People often have a preference among synonyms of the same word. For example, some may prefer "the police", while others may prefer "the cops". Analyzing such patterns can help to narrow down a speaker's identity, which is useful when validating, for example, whether it's still the same person behind an online avatar.

Now given a paragraph of text sampled from someone's speech, can you find the person's most commonly used word?

Input Specification:

Each input file contains one test case. For each case, there is one line of text no more than 1048576 characters in length, terminated by a carriage return \n. The input contains at least one alphanumerical character, i.e., one character from the set [0-9 A-Z a-z].

Output Specification:

For each test case, print in one line the most commonly occurring word in the input text, followed by a space and the number of times it has occurred in the input. If there are more than one such words, print the lexicographically smallest one. The word should be printed in all lower case. Here a "word" is defined as a continuous sequence of alphanumerical characters separated by non-alphanumerical characters or the line beginning/end.

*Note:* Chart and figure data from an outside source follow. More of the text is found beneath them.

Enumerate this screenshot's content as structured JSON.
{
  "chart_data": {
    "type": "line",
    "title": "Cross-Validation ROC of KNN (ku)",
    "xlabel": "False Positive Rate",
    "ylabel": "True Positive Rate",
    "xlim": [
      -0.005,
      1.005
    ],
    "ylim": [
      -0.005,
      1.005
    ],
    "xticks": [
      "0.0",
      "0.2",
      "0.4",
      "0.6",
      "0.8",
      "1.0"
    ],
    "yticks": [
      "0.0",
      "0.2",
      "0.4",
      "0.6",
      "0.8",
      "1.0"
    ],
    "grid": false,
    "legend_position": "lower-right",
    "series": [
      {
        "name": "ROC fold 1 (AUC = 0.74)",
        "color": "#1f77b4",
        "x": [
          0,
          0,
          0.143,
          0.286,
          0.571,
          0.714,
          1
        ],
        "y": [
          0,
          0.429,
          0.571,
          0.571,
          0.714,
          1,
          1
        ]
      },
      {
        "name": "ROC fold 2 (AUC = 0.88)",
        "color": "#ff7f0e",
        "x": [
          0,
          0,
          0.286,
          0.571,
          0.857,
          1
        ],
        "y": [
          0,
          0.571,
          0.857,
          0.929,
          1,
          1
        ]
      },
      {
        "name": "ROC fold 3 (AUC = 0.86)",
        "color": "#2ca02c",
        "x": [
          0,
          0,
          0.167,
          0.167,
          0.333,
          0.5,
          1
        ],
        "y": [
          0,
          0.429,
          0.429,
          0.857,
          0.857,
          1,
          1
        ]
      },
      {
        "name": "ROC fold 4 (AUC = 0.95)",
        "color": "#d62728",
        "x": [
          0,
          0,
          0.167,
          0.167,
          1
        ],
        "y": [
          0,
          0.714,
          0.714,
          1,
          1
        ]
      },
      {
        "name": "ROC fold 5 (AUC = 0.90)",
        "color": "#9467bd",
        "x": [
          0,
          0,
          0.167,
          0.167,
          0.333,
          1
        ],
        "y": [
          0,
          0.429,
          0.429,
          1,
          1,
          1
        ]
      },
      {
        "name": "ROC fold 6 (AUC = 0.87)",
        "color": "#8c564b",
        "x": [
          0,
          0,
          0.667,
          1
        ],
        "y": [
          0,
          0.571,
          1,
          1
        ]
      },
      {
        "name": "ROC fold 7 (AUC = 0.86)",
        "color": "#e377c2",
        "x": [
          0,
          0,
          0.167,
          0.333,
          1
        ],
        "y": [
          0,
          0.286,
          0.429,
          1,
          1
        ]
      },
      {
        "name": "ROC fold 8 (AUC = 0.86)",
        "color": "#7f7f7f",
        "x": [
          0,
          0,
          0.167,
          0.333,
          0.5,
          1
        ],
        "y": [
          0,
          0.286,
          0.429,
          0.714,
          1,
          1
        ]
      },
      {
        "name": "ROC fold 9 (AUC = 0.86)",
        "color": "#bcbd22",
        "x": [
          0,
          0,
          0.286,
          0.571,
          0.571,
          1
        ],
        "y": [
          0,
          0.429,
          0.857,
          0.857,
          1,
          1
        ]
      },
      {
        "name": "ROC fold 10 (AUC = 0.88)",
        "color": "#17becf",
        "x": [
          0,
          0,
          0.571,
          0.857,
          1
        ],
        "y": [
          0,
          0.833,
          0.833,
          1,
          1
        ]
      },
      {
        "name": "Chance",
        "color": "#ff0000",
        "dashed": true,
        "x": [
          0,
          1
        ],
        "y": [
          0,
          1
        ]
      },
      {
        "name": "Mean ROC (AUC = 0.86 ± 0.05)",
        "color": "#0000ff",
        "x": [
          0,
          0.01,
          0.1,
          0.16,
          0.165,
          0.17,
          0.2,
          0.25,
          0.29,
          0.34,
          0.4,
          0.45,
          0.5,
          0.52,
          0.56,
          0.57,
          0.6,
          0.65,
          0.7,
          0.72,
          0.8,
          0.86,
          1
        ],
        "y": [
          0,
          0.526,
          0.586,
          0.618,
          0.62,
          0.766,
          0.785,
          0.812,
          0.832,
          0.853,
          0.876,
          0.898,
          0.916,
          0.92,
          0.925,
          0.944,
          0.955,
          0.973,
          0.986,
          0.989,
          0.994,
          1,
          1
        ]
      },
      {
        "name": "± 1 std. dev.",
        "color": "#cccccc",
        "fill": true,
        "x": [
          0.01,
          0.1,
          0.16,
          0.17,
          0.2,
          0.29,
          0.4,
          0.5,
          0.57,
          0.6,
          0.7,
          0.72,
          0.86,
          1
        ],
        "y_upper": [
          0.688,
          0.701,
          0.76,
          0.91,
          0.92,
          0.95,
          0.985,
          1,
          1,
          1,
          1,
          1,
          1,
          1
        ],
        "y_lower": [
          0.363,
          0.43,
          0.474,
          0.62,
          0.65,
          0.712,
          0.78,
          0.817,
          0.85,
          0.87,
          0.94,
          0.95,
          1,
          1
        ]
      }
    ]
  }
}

Note that words are case insensitive.

Sample Input:

Can1: "Can a can can a can?  It can!"

Sample Output:

can 5

代码长度限制

16 KB

时间限制

300 ms

内存限制

64 MB

#include<bits/stdc++.h>
using namespace std;
string res;
map<string,int>mp;
int mcnt;
int main(){
    string s;
    getline(cin,s);
    for(int i=0;i<s.size();i++)//转为小写 
        if(s[i]>='A'&&s[i]<='Z')s[i]=s[i]+32;
    for(int i=0;i<s.size();i++){//取单词在对应哈希表位置加一 
        int j=i;
        string temp;
        while(s[j]>='a'&&s[j]<='z'||s[j]>='0'&&s[j]<='9')temp+=s[j++];//取出一个单词 
        if(temp.size())mp[temp]++;//是一个单词则在对应位置+1 
        if(mp[temp]>mcnt)mcnt=mp[temp];//若大于最大数字则更新最大数字 
        i=j;
    }
    int flag=0;
    for(auto it:mp){//遍历哈希表 
        if(!flag&&it.second==mcnt){//拿到第一个大小为最大值的单词 
            flag=1;
            res=it.first;
        }
        else if(it.second==mcnt&&it.first<res)res=it.first;//若超过第一次出现的单词出现字数也是最大的并且字典序小于当前记录的单词，则更新单词 
    }
    cout<<res<<' '<<mp[res];//输出 
    return 0;
}